Barry Blackwell’s Reply to Michael Goldberg

Barry Blackwell: Corporate Corruption in the Psychopharmaceutical Industry - Revised

 

       I am sympathetic to the concerns expressed by Michael Goldberg partly because I, too, worked in a major pharmaceutical company as Director of Psychiatric Drug Research for the first two years after I immigrated to America (Blackwell 2012). I am also intimately acquainted with the cost-benefit ratio of the MAOI’s; sad to see them almost forgotten and glad to know Michael benefits from them (Blackwell 2013).

       I quickly recognized that work in industry was not my ideal métier. Even as early as 1968 it was becoming clear that companies were more devoted to sales than science, though the one I worked for had marketed thalidomide as a “safe hypnotic” for pregnant women. This provoked the Harris Kefauver Amendments setting the FDA’s rules intended to ensure the safety and efficacy of new drugs; archaic requirements still in place that oversold short term controlled double blind trials on small selected samples of patients adequate to generate statistical significance over placebo, but not to reveal long term, often fatal, side effects that industry considered the “cost of doing business,” using exorbitant profits to stifle public awareness.
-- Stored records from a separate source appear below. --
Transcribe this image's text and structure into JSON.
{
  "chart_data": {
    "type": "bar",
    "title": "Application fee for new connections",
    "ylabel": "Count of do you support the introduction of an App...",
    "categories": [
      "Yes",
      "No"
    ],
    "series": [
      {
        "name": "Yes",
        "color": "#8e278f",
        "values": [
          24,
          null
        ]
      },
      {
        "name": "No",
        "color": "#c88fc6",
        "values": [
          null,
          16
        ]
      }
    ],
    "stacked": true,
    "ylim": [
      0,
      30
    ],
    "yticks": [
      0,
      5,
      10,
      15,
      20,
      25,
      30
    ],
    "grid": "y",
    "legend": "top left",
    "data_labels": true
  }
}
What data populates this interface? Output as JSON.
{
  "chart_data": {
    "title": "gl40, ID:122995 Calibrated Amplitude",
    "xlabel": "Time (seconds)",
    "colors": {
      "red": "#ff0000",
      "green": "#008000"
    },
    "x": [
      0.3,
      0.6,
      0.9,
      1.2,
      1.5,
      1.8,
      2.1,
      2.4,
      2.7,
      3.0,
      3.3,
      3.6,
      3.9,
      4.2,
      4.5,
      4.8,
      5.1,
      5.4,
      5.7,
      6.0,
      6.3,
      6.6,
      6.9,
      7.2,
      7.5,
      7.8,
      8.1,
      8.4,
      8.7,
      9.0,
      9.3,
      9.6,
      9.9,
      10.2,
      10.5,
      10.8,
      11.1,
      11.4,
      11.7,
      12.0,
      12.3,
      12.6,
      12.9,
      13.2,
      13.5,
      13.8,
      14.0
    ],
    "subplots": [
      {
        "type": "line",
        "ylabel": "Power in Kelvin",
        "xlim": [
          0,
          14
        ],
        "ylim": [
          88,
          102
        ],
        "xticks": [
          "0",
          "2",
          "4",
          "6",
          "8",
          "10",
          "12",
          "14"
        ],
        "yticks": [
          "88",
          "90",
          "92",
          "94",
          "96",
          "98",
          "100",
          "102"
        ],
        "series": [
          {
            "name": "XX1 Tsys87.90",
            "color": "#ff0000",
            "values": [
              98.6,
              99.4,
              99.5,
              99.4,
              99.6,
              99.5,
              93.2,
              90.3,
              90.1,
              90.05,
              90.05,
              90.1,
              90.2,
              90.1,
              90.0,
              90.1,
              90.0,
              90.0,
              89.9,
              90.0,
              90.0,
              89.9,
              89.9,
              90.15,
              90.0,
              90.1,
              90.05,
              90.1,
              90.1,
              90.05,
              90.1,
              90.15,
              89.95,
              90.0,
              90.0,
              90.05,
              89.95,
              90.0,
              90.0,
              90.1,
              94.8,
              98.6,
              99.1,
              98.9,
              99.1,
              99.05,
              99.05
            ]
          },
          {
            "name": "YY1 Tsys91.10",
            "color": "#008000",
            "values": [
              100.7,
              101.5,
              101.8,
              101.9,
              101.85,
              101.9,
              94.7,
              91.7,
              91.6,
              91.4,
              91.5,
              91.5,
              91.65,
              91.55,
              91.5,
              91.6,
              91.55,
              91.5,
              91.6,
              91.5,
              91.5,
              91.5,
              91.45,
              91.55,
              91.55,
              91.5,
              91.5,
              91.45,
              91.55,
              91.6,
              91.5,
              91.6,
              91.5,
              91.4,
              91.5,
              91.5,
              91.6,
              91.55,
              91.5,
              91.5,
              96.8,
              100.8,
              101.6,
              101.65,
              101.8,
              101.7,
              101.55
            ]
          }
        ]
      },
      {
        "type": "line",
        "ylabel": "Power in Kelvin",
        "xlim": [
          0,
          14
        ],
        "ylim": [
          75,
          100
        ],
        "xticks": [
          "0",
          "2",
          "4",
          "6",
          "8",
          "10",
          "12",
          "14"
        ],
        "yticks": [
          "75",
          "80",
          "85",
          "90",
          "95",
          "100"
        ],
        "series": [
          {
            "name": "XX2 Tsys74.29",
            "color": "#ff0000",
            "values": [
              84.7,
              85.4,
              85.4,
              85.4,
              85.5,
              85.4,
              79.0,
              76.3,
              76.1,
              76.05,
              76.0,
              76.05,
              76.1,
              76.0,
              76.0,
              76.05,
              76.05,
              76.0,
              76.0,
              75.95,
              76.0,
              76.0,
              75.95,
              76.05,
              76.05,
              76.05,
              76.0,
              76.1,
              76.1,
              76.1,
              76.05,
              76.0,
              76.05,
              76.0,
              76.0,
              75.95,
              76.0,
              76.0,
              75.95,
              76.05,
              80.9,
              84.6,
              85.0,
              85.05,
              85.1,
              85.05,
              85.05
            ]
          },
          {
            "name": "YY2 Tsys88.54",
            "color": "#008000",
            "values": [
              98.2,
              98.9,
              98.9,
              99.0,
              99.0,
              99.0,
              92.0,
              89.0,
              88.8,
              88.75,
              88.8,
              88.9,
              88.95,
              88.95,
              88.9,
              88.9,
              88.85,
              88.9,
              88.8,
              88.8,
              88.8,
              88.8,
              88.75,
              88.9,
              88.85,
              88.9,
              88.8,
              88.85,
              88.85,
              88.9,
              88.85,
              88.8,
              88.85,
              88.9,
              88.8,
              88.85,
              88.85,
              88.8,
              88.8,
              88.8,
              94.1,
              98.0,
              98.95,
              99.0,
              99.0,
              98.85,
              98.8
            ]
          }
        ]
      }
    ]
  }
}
They also allowed industry to make outrageous claims for new compounds with often mythical “mechanisms of action” never tested against cheaper, equally or more safe and effective generic drugs.

       It is possible to agree with Michael that the massive volume of well documented evidence in nine books by talented, well qualified authors is “one sided.” But it’s hardly “simplistic”; it is compelling and one sided because any rebuttal is so weak in comparison to the harm done and money made by Big Pharma.

       Finally, I agree that this dilemma is not solely created by industry; in fact, two other major factors are responsible. First, psychiatrists have been complicit in sharing the spoils of industry and by eulogizing a flawed system of diagnosis as the “savior” of our profession. Secondly, Congress created politically motivated legislation to transfer knowledge from academia to commercial interests, but failed to modify and strengthen FDA’s control of drug development, instead partially funding it with industry money culled from approval of IND’s. All of this opened the door for companies to take over, corrupt and suborn research.

       The remedies are spelled out at the end of my essay but are unlikely to be realized given contemporary Republican control of Congress, the moral collapse of physicians in allowing personal economic welfare to obscure benevolent patient care and subsequent apathy and lethargy to secure change. We have surrendered the hallmark that once made us a profession.

       In this reply I have tried to show where I agree and disagree. But I have still to point out I have no cavil with Michael Goldberg or any physician who, like myself, has worked fulltime for a pharmaceutical company and, in exchange for a decent living, has provided skills or opinions in a manner compatible with their professional oaths. My concern lies with those academics or private practitioners who, in exchange for exorbitant sums of money, place themselves in a conflict of interest position as a ghost writer, an opinion leader, a consultant or member of an FDA advisory panel or best practice guidelines committee and, knowingly or not, provide skills or opinions about a pharmaceutical product that is not in the best interest of patients.

References:

Blackwell B. Bits and Pieces of a Psychiatrist’s Life. XLibris, 2012.

Blackwell B. Adumbration; A History Lesson. On INHN.org at Controversies 05.30.2013.